If the Democrats focus on Russia instead of the issues that really matter to Americans, they will lose the House again in 2020. There is a trap there for them in the making and the Republicans will try to spring it. Don’t expect to see any impeachment proceedings with a Republican-controlled Senate. There is an opportunity here for the Democrats to actually work with Trump on those issues, which would serve them much better in the long term, but then the Republican Senate stands in the way of passing any sort of beneficial legislation. And I have my doubts that Democrats will take the opportunity presented. Since they have not supported their progressive candidates, that makes a pretty big statement about what to expect from the DNC.
There is another takeaway from this, too, also related to Venus and this time to the 6th house. This election was also a setback for all things related to that house. We can probably safely doubt there will be much in the way of change for public services. But since the House controls the purse strings of the nation, we might also expect that the obscenely large defense budgets might be scaled back, which would be a good thing. However, there are a large number of hawks in the Democratic Party, so don’t expect defense spending to see much of a change. It would be modest at best. There will be battles over the budget, though, in general in the next two years.

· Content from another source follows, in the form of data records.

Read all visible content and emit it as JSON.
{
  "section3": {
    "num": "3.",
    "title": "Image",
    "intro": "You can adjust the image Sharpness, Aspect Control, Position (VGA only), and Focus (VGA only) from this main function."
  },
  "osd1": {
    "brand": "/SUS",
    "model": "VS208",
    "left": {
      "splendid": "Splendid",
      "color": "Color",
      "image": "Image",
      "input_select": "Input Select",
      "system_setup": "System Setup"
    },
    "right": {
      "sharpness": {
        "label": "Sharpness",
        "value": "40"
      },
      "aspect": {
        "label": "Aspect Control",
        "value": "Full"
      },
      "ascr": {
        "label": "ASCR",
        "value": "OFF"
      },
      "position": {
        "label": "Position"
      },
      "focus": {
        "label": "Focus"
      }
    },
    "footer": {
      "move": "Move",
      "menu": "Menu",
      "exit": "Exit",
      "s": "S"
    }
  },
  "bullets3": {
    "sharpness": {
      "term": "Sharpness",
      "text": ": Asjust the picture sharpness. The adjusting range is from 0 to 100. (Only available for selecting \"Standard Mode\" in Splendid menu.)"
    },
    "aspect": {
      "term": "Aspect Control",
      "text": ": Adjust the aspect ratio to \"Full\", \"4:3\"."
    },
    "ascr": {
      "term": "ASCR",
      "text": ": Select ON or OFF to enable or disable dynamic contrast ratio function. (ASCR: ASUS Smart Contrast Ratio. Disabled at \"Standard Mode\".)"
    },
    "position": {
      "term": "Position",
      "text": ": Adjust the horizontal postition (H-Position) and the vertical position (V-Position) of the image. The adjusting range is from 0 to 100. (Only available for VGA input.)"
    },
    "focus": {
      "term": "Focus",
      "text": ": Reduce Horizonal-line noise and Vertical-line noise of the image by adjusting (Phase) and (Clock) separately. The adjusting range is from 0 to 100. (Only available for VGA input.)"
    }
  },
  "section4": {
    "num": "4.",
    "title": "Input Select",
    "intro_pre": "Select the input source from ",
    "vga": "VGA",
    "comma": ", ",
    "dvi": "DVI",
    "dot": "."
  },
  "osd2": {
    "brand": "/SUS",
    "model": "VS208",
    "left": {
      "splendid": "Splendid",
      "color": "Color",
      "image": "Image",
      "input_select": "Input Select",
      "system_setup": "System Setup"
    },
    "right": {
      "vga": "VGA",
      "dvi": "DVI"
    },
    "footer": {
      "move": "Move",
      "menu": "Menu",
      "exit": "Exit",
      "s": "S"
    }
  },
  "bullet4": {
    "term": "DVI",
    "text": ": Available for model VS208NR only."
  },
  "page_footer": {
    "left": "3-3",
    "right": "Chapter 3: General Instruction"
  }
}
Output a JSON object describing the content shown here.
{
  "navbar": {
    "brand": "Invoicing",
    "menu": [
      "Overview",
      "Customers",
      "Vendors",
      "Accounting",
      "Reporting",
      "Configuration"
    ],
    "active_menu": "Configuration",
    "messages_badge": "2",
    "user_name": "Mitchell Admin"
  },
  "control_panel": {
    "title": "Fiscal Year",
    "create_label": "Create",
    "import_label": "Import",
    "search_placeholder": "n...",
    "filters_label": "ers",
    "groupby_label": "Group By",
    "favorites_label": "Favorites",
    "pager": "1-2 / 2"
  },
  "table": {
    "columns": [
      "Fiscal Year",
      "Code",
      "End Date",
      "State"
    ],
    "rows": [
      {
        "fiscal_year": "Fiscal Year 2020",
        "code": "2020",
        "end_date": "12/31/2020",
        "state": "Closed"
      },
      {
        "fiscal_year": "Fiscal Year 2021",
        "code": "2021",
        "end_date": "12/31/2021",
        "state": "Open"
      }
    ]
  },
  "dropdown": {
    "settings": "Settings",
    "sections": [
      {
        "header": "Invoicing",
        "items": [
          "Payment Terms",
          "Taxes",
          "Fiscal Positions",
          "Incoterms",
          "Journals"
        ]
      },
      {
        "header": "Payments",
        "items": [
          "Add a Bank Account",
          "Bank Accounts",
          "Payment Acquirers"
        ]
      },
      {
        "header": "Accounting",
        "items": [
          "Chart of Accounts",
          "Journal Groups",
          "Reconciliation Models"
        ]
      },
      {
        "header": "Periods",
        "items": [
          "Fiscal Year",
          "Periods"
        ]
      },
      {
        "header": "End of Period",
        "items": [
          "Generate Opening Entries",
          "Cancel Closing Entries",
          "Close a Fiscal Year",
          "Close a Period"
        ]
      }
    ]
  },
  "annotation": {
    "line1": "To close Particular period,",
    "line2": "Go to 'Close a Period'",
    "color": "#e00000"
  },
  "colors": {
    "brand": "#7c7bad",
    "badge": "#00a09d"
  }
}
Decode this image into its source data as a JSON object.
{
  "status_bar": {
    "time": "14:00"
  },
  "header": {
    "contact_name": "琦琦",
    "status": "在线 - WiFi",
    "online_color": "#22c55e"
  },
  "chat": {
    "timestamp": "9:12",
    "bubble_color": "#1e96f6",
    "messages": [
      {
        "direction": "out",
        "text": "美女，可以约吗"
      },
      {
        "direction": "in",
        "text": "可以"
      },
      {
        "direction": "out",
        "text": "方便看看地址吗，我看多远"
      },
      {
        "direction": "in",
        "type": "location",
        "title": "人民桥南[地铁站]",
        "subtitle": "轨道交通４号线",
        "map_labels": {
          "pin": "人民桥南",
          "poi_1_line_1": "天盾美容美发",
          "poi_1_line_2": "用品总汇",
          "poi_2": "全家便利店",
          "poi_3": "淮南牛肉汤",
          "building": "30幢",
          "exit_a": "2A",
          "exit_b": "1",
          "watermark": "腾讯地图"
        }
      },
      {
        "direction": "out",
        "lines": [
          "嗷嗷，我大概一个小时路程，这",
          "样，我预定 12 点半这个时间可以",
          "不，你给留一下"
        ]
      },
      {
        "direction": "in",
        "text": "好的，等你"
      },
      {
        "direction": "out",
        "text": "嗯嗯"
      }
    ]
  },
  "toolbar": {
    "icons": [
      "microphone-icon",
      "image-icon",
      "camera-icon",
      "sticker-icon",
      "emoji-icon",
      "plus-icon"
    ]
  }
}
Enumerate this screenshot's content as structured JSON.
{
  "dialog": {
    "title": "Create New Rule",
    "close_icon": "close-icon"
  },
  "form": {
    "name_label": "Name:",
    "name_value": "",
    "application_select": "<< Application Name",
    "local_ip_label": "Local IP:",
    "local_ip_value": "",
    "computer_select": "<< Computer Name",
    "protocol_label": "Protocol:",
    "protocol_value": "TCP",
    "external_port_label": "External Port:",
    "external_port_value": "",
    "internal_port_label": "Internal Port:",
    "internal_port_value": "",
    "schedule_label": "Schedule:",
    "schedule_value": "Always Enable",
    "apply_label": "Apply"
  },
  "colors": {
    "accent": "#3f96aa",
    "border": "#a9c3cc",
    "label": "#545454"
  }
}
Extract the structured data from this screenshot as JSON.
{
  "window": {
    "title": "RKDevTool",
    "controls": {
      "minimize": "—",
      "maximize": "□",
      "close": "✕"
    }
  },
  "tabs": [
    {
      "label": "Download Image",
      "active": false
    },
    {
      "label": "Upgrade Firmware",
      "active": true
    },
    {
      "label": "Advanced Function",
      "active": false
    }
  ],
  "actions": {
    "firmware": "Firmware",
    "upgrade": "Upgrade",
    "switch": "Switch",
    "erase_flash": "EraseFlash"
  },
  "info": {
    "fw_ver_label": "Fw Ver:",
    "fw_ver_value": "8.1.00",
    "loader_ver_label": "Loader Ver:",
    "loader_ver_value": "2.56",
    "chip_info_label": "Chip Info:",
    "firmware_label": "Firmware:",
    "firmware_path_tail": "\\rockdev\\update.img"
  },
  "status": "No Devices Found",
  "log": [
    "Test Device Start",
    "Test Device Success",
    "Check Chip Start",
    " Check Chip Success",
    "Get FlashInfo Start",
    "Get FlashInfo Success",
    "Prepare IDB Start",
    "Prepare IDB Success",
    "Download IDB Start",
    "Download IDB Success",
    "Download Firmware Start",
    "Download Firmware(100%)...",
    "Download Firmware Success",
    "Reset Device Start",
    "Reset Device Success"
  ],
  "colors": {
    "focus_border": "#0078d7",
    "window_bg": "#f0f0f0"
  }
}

All of the preceding being said, and given the two axes and the progressed Moon we examined in the last post, there is an opportunity for national healing now, if the various parties and factions will take it up. That’s a big question mark these days. But Trump has had his wings clipped. More than that, though, the oligarchs have also seen some rain on their parade. The disaster the progressives most feared has been averted, for now, and Trump will now have to actually work with Democrats if he wants to get anything done. Given the tone of this administration thus far, that is a good thing.
But there is one last closing comment before we go away and take all this in. Saturn will oppose the US Sun in mid-January next year. That is not an easy transit. The last time it was there (1989) we had the savings and loan crisis and the Keating Five. And the time before that we had the sit-ins– which brought national attention the Civil Rights Movement. The Sun rules leadership in general and in the case of the US, the 9th house, representing the national ideals, foreign trade, religion and the judiciary. That transit will highlight how the nation has been led for the past 14 years, if we have lived up to our national ideals and the other factors mentioned. All of them are magnified for us now. Next year will be quite interesting, indeed.